Eine neue Mitte für das Dorf

Wie kann die Sparkasse auch in ländlichen Regionen für ihre Kunden da sein? Mit dieser Frage hat sich der Ostdeutsche Sparkassenverband beschäftigt und ein Modell entwickelt: Die „Große Emma“ im sächsischen Zabeltitz vereint mehrere Dienstleister unter einem Dach.

Zabeltitz macht gleich auf den ersten Blick Eindruck: St.-Georgen-Kirche, Palais, Altes Schloss, Barockgarten. Eine prächtige Kulisse in der historischen Mitte des Dorfes, das nördlich von Dresden liegt und 1.000 Einwohner zählt.

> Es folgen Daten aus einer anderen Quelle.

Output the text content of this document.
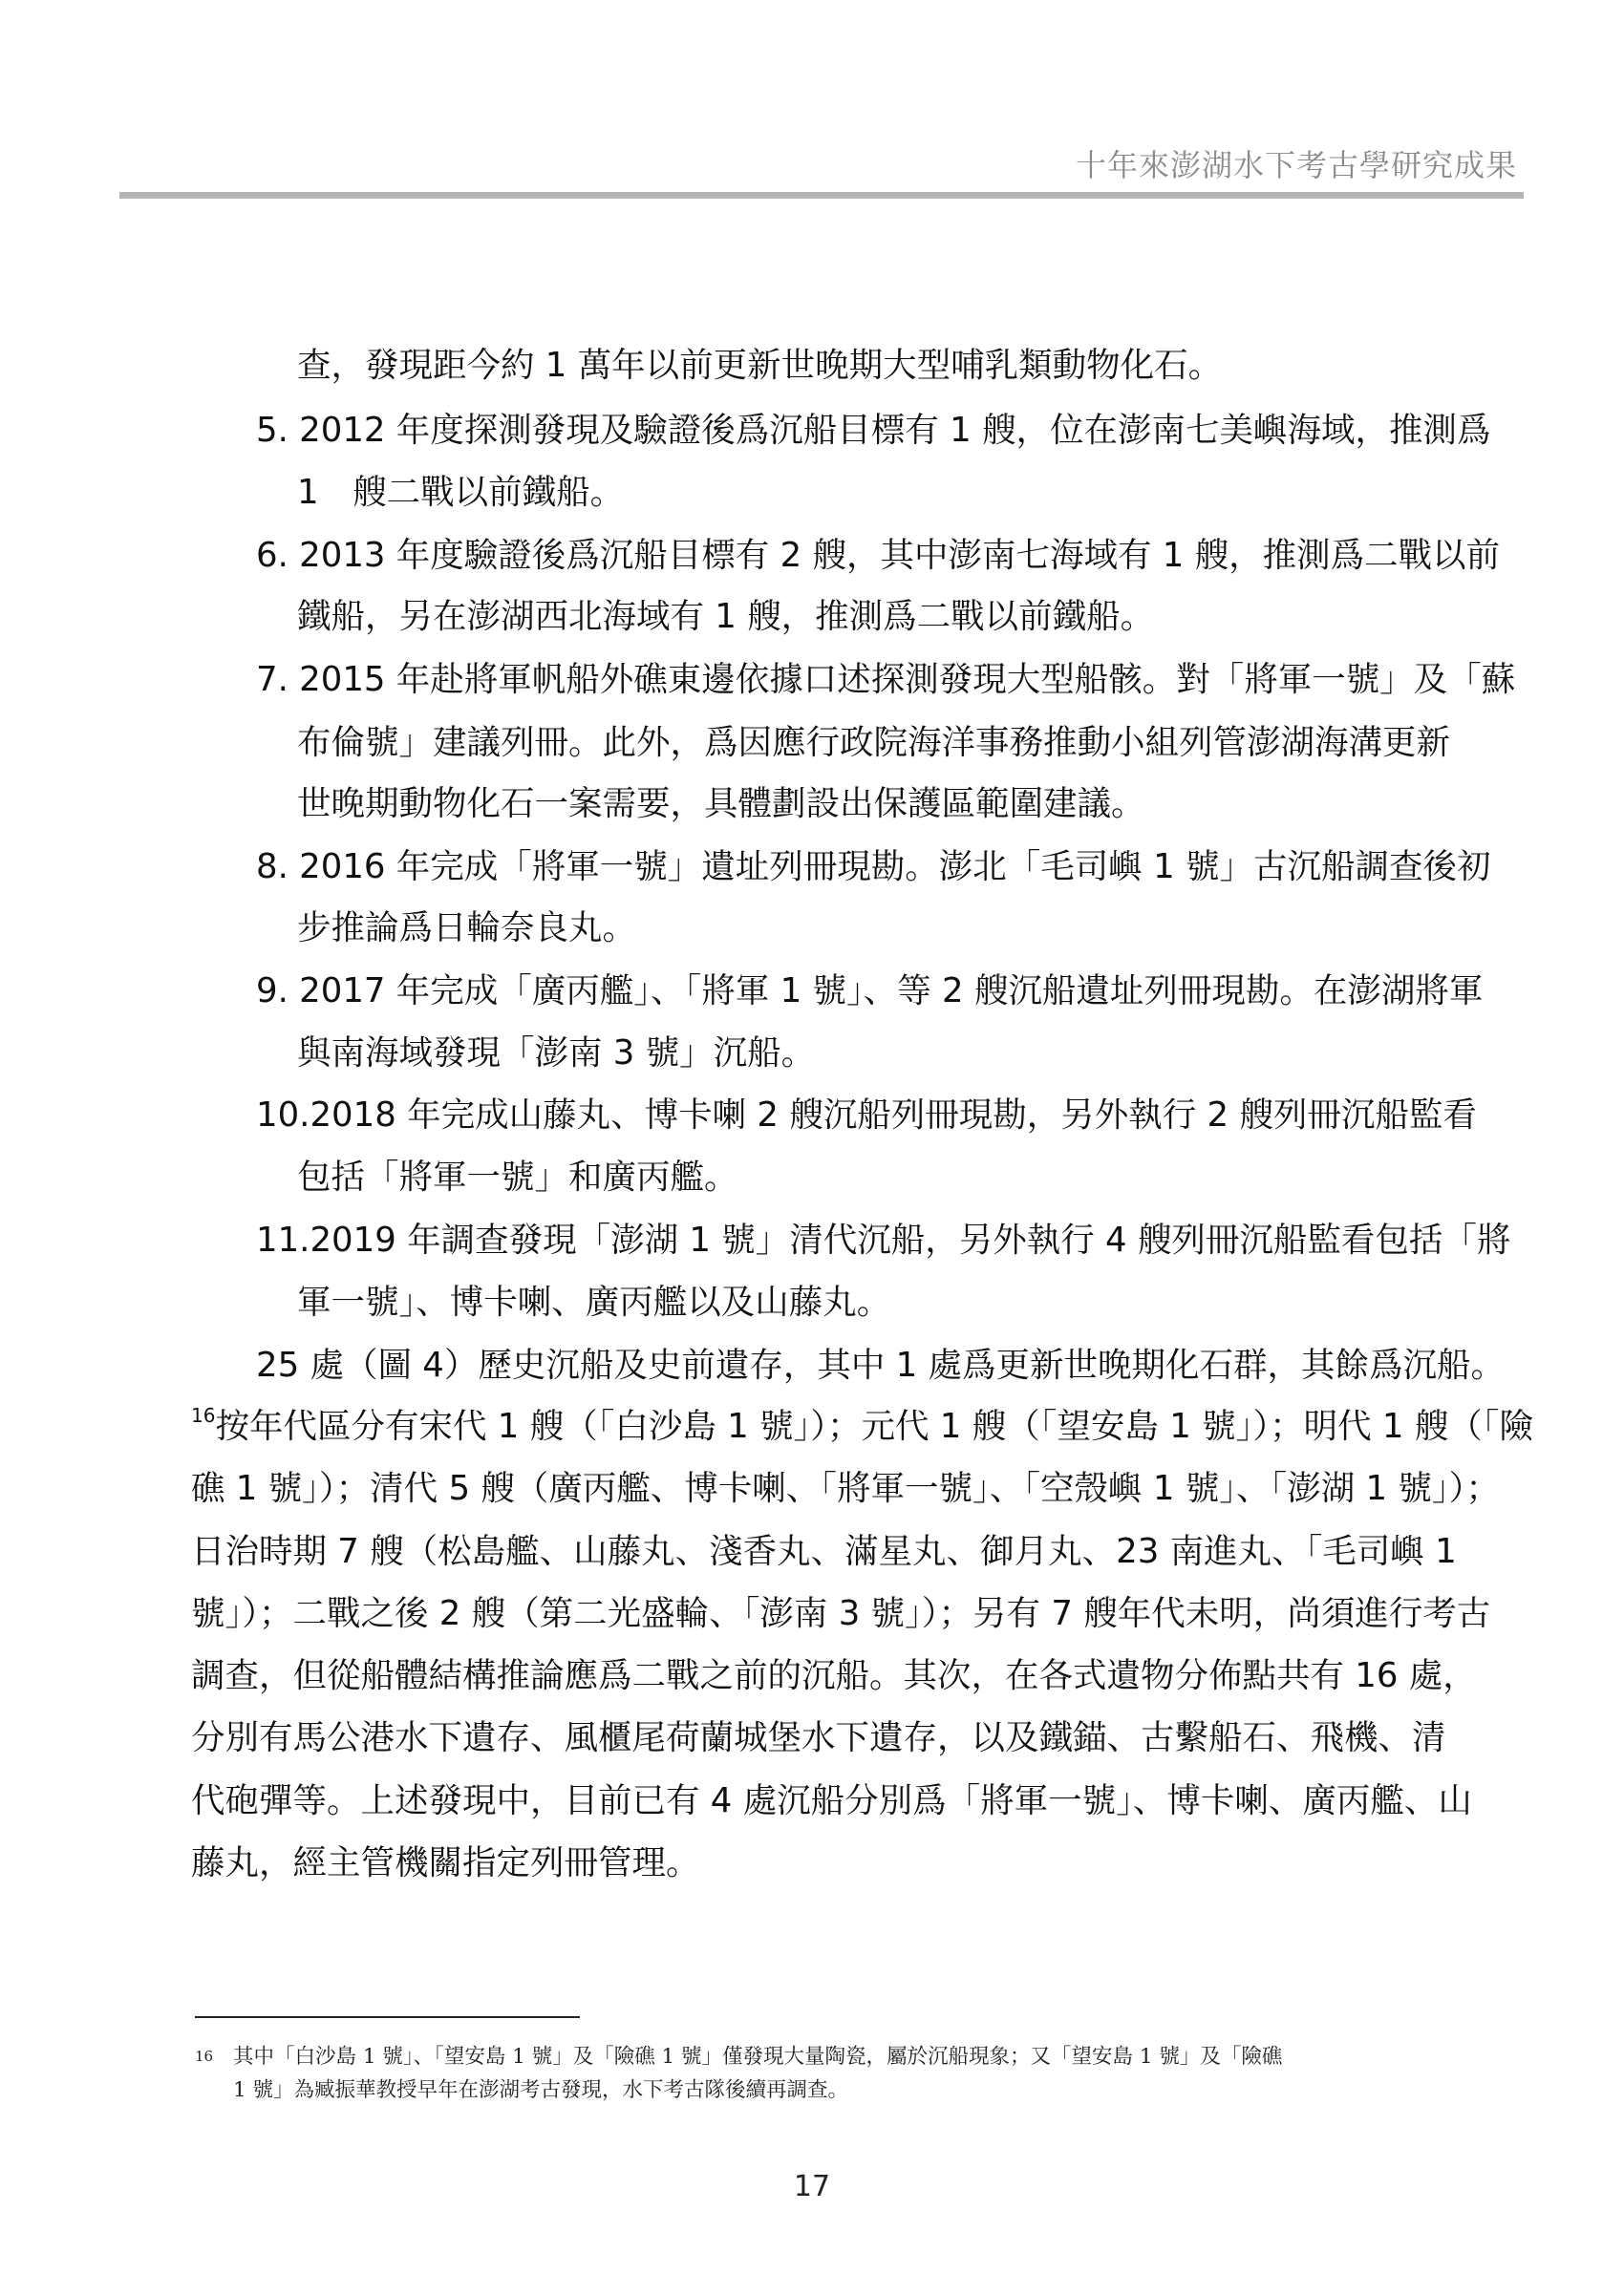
十年來澎湖水下考古學研究成果
查，發現距今約 1 萬年以前更新世晚期大型哺乳類動物化石。
5. 2012 年度探測發現及驗證後爲沉船目標有 1 艘，位在澎南七美嶼海域，推測爲
1　艘二戰以前鐵船。
6. 2013 年度驗證後爲沉船目標有 2 艘，其中澎南七海域有 1 艘，推測爲二戰以前
鐵船，另在澎湖西北海域有 1 艘，推測爲二戰以前鐵船。
7. 2015 年赴將軍帆船外礁東邊依據口述探測發現大型船骸。對「將軍一號」及「蘇
布倫號」建議列冊。此外，爲因應行政院海洋事務推動小組列管澎湖海溝更新
世晚期動物化石一案需要，具體劃設出保護區範圍建議。
8. 2016 年完成「將軍一號」遺址列冊現勘。澎北「毛司嶼 1 號」古沉船調查後初
步推論爲日輪奈良丸。
9. 2017 年完成「廣丙艦」、「將軍 1 號」、等 2 艘沉船遺址列冊現勘。在澎湖將軍
與南海域發現「澎南 3 號」沉船。
10.2018 年完成山藤丸、博卡喇 2 艘沉船列冊現勘，另外執行 2 艘列冊沉船監看
包括「將軍一號」和廣丙艦。
11.2019 年調查發現「澎湖 1 號」清代沉船，另外執行 4 艘列冊沉船監看包括「將
軍一號」、博卡喇、廣丙艦以及山藤丸。
25 處（圖 4）歷史沉船及史前遺存，其中 1 處爲更新世晚期化石群，其餘爲沉船。
$^{16}$按年代區分有宋代 1 艘（「白沙島 1 號」）；元代 1 艘（「望安島 1 號」）；明代 1 艘（「險
礁 1 號」）；清代 5 艘（廣丙艦、博卡喇、「將軍一號」、「空殼嶼 1 號」、「澎湖 1 號」）；
日治時期 7 艘（松島艦、山藤丸、淺香丸、滿星丸、御月丸、23 南進丸、「毛司嶼 1
號」）；二戰之後 2 艘（第二光盛輪、「澎南 3 號」）；另有 7 艘年代未明，尚須進行考古
調查，但從船體結構推論應爲二戰之前的沉船。其次，在各式遺物分佈點共有 16 處，
分別有馬公港水下遺存、風櫃尾荷蘭城堡水下遺存，以及鐵錨、古繫船石、飛機、清
代砲彈等。上述發現中，目前已有 4 處沉船分別爲「將軍一號」、博卡喇、廣丙艦、山
藤丸，經主管機關指定列冊管理。
16 其中「白沙島 1 號」、「望安島 1 號」及「險礁 1 號」僅發現大量陶瓷，屬於沉船現象；又「望安島 1 號」及「險礁
1 號」為臧振華教授早年在澎湖考古發現，水下考古隊後續再調查。
17
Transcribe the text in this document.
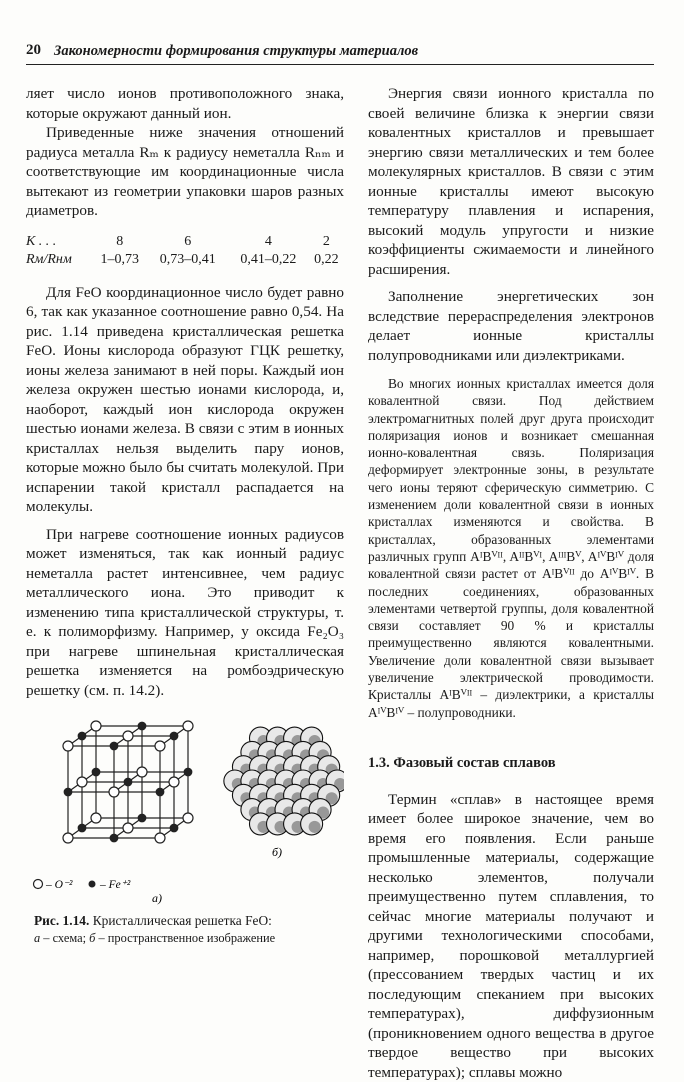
20 Закономерности формирования структуры материалов

ляет число ионов противоположного знака, которые окружают данный ион.

Приведенные ниже значения отношений радиуса металла Rₘ к радиусу неметалла Rₙₘ и соответствующие им координационные числа вытекают из геометрии упаковки шаров разных диаметров.

К . . .	8	6	4	2
Rм/Rнм	1–0,73	0,73–0,41	0,41–0,22	0,22

Для FeO координационное число будет равно 6, так как указанное соотношение равно 0,54. На рис. 1.14 приведена кристаллическая решетка FeO. Ионы кислорода образуют ГЦК решетку, ионы железа занимают в ней поры. Каждый ион железа окружен шестью ионами кислорода, и, наоборот, каждый ион кислорода окружен шестью ионами железа. В связи с этим в ионных кристаллах нельзя выделить пару ионов, которые можно было бы считать молекулой. При испарении такой кристалл распадается на молекулы.

При нагреве соотношение ионных радиусов может изменяться, так как ионный радиус неметалла растет интенсивнее, чем радиус металлического иона. Это приводит к изменению типа кристаллической структуры, т. е. к полиморфизму. Например, у оксида Fe₂O₃ при нагреве шпинельная кристаллическая решетка изменяется на ромбоэдрическую решетку (см. п. 14.2).

– O⁻² – Fe⁺²
а)
б)
Рис. 1.14. Кристаллическая решетка FeO:
а – схема; б – пространственное изображение

Энергия связи ионного кристалла по своей величине близка к энергии связи ковалентных кристаллов и превышает энергию связи металлических и тем более молекулярных кристаллов. В связи с этим ионные кристаллы имеют высокую температуру плавления и испарения, высокий модуль упругости и низкие коэффициенты сжимаемости и линейного расширения.

Заполнение энергетических зон вследствие перераспределения электронов делает ионные кристаллы полупроводниками или диэлектриками.

Во многих ионных кристаллах имеется доля ковалентной связи. Под действием электромагнитных полей друг друга происходит поляризация ионов и возникает смешанная ионно-ковалентная связь. Поляризация деформирует электронные зоны, в результате чего ионы теряют сферическую симметрию. С изменением доли ковалентной связи в ионных кристаллах изменяются и свойства. В кристаллах, образованных элементами различных групп AᴵBⱽᴵᴵ, AᴵᴵBⱽᴵ, AᴵᴵᴵBⱽ, AᴵⱽBᴵⱽ доля ковалентной связи растет от AᴵBⱽᴵᴵ до AᴵⱽBᴵⱽ. В последних соединениях, образованных элементами четвертой группы, доля ковалентной связи составляет 90 % и кристаллы преимущественно являются ковалентными. Увеличение доли ковалентной связи вызывает увеличение электрической проводимости. Кристаллы AᴵBⱽᴵᴵ – диэлектрики, а кристаллы AᴵⱽBᴵⱽ – полупроводники.

1.3. Фазовый состав сплавов

Термин «сплав» в настоящее время имеет более широкое значение, чем во время его появления. Если раньше промышленные материалы, содержащие несколько элементов, получали преимущественно путем сплавления, то сейчас многие материалы получают и другими технологическими способами, например, порошковой металлургией (прессованием твердых частиц и их последующим спеканием при высоких температурах), диффузионным (проникновением одного вещества в другое твердое вещество при высоких температурах); сплавы можно
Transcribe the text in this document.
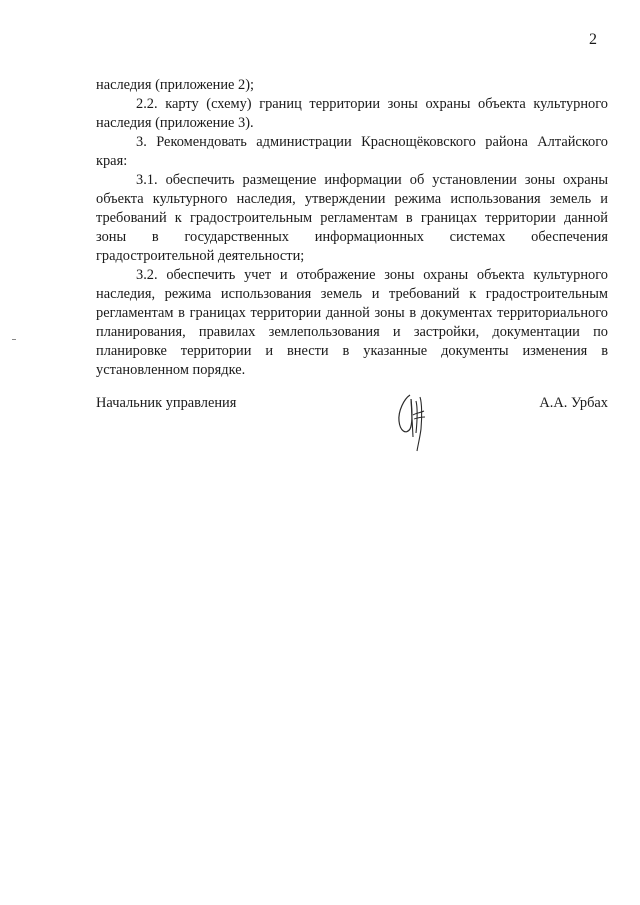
2

наследия (приложение 2);

2.2. карту (схему) границ территории зоны охраны объекта культурного наследия (приложение 3).

3. Рекомендовать администрации Краснощёковского района Алтайского края:

3.1. обеспечить размещение информации об установлении зоны охраны объекта культурного наследия, утверждении режима использования земель и требований к градостроительным регламентам в границах территории данной зоны в государственных информационных системах обеспечения градостроительной деятельности;

3.2. обеспечить учет и отображение зоны охраны объекта культурного наследия, режима использования земель и требований к градостроительным регламентам в границах территории данной зоны в документах территориального планирования, правилах землепользования и застройки, документации по планировке территории и внести в указанные документы изменения в установленном порядке.

Начальник управления	А.А. Урбах
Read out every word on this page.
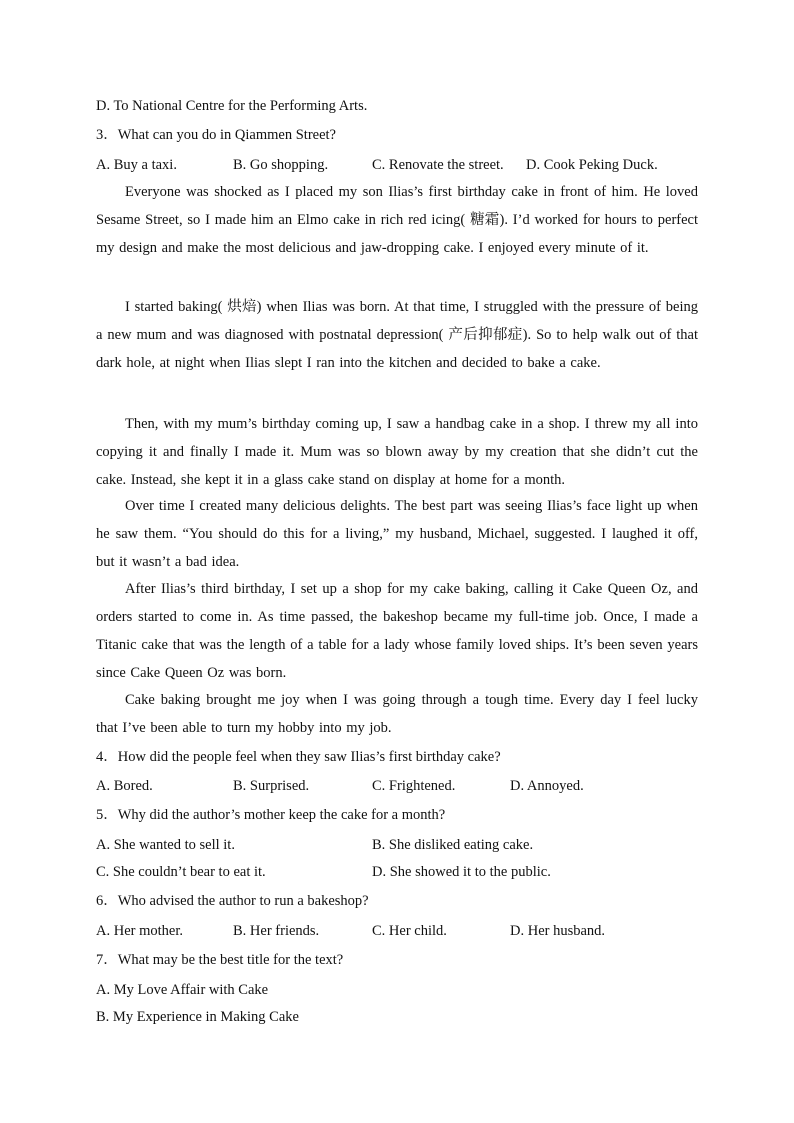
D. To National Centre for the Performing Arts.
3．What can you do in Qiammen Street?
A. Buy a taxi.	B. Go shopping.	C. Renovate the street. D. Cook Peking Duck.
Everyone was shocked as I placed my son Ilias’s first birthday cake in front of him. He loved Sesame Street, so I made him an Elmo cake in rich red icing( 糖霜). I’d worked for hours to perfect my design and make the most delicious and jaw-dropping cake. I enjoyed every minute of it.
I started baking( 烘焙) when Ilias was born. At that time, I struggled with the pressure of being a new mum and was diagnosed with postnatal depression( 产后抑郁症). So to help walk out of that dark hole, at night when Ilias slept I ran into the kitchen and decided to bake a cake.
Then, with my mum’s birthday coming up, I saw a handbag cake in a shop. I threw my all into copying it and finally I made it. Mum was so blown away by my creation that she didn’t cut the cake. Instead, she kept it in a glass cake stand on display at home for a month.
Over time I created many delicious delights. The best part was seeing Ilias’s face light up when he saw them. “You should do this for a living,” my husband, Michael, suggested. I laughed it off, but it wasn’t a bad idea.
After Ilias’s third birthday, I set up a shop for my cake baking, calling it Cake Queen Oz, and orders started to come in. As time passed, the bakeshop became my full-time job. Once, I made a Titanic cake that was the length of a table for a lady whose family loved ships. It’s been seven years since Cake Queen Oz was born.
Cake baking brought me joy when I was going through a tough time. Every day I feel lucky that I’ve been able to turn my hobby into my job.
4．How did the people feel when they saw Ilias’s first birthday cake?
A. Bored.	B. Surprised.	C. Frightened.	D. Annoyed.
5．Why did the author’s mother keep the cake for a month?
A. She wanted to sell it.	B. She disliked eating cake.
C. She couldn’t bear to eat it.	D. She showed it to the public.
6．Who advised the author to run a bakeshop?
A. Her mother.	B. Her friends.	C. Her child.	D. Her husband.
7．What may be the best title for the text?
A. My Love Affair with Cake
B. My Experience in Making Cake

Dennoch kämpft Zabeltitz wie viele ländliche Gemeinden in Deutschland mit einem Problem: Für Post- und Sparkassenfilialen oder Versicherungen lohnt es sich oft kaum noch, vor Ort präsent zu sein – zu wenige Menschen nutzen ihr Angebot.  

Das liegt daran, dass Landbewohner in die Städte abwandern. Und auch im ländlichen Raum begleichen viele ihre Rechnungen online, verschicken Mails anstelle von Briefen und schließen Policen im Netz ab. Verbraucher lassen sich darüber hinaus seltener beraten, sie informieren sich selbst. 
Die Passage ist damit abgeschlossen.